Basic column statistics¶
This probe computes descriptive statistics on dataset columns (MIN, MAX, AVG, …). You can enable multiple metrics on multiple columns
Advanced column statistics¶
This probe computes more descriptive statistics on dataset columns: most frequent value and top N values.
This probe is separate from the “Basic column statistics” because its computation costs are much higher.
Column data validity statistics¶
This probe computes the number and ratio of invalid data in a column. Invalid is defined here with regard to the Meaning of the column. For more information about meanings and storage types, see Schemas, storage types and meanings.
Note that you can only enable this probe on columns for which there is a forced meaning, i.e. it is not possible to check validity compared to a meaning which is only automatically inferred by DSS.
SQL¶
On SQL dataset, probes can be written using a SQL query. Each value in the first row of the query’s result is stored as a metric, using the column name of the value as name for the metric.
Note
If the option “is a single aggregate” is selected, your aggregate metric will automatically be wrapped by the correspondoning SELECT
, FROM
, and WHERE
clauses.
For example, if this option is selected, the following would be a valid probe statement: SUM(cost) / COUNT(customers)
.
If you were to run this probe on the dataset orders
with the partition order_date
set to ‘2018-01-01’, your aggregation would get translated into the following SQL statement: SELECT SUM(cost) / COUNT(customers) as "col_0" FROM orders WHERE order_date='2018-01-01'
.
Python¶
You can also write a custom probe in Python.
Metrics display UI¶
The value of metrics can be viewed in the “Status” tab of a dataset, managed folder or saved model.
Since there can be a lot of metrics on an item, you must select which metrics to display, by clicking on the X/Y metrics
button
Datasets and managed folders¶
There are two main metric views:
A “tile” view which displays the latest value of each selected metric. Clicking on the value of a metric will bring up a modal box with the history of this value.
A “ribbon” view which displays the history of all selected metrics.
Note that not all metric values are numerical. For example, the “most frequent value” for a given column is not always numerical. Therefore, the history view sometimes shows history as tables rather than charts.
Probe execution engines¶
Depending on the type of dataset and selected probe configurations, dataset probes can use the following execution engines for their computations:
Hive
If selected for a dataset, the Hive engine will be used on datasets that are larger than 10MB in size. The Streaming data engine will be used on smaller datasets.
Impala
SQL database
This engine is used for SQL datasets, for probes that can perform their computation as a SQL query. The query is fully executed in the database, with no data movement.
No specific engine
For example, the “files size” probe does not require any engine, it simply reads the size of the files
Streaming data engine
Data is streamed into DSS for computation
This engine is generally much slower since it needs to move all of the data
This engine acts as a fallback if no other engine is possible (for example, )

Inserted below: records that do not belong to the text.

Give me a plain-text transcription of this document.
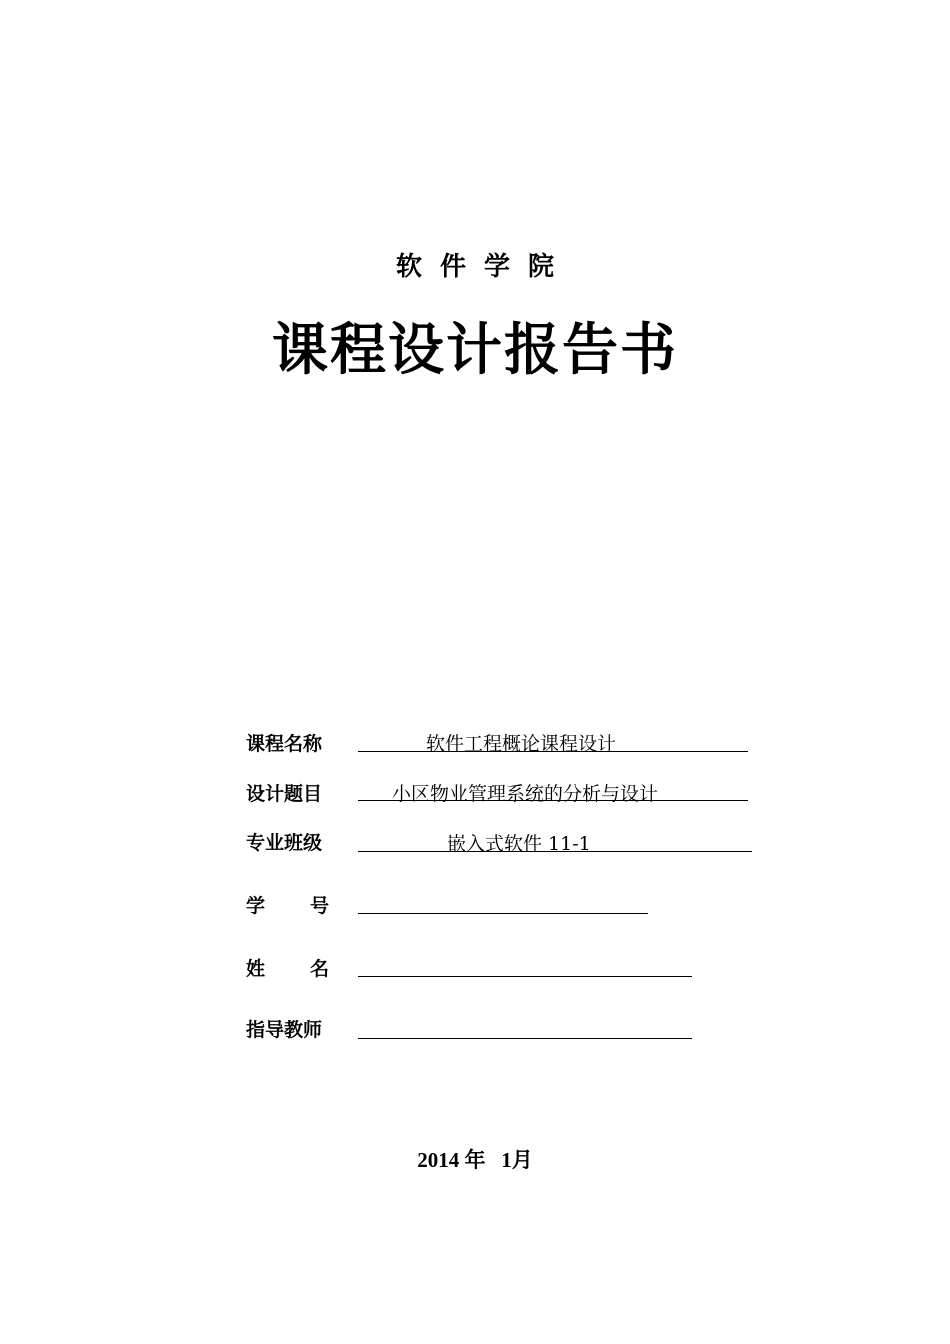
软件学院
课程设计报告书
课程名称	软件工程概论课程设计
设计题目	小区物业管理系统的分析与设计
专业班级	嵌入式软件 11-1
学号
姓名
指导教师
2014 年 1月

Metrics on partitioned datasets¶
On partitioned datasets, the metrics can be computed either on a per-partition basis or on the whole dataset.
Note
Metrics must actually be computed independently on each partition and on the whole dataset, since for a lot of metrics, the metric on the whole dataset is not the “sum” of metrics on each partition.
For example, the median of a column.
For these datasets, there are 4 views into the metrics:
The regular “tile” view, showing the last value of selected metrics, either for a given partition or the whole dataset.
The regular “ribbon” view, showing the history of the values of selected metrics, either for a given partition or the whole dataset.
A “partitions table” view, showing the last values of several metrics on all partitions, as a data table
A “partitions chart” view, which tries to display the last values of each metric on all partitions as a chart. This view particularly makes sense for time-based partitions, where the chart will actually be a timeline chart.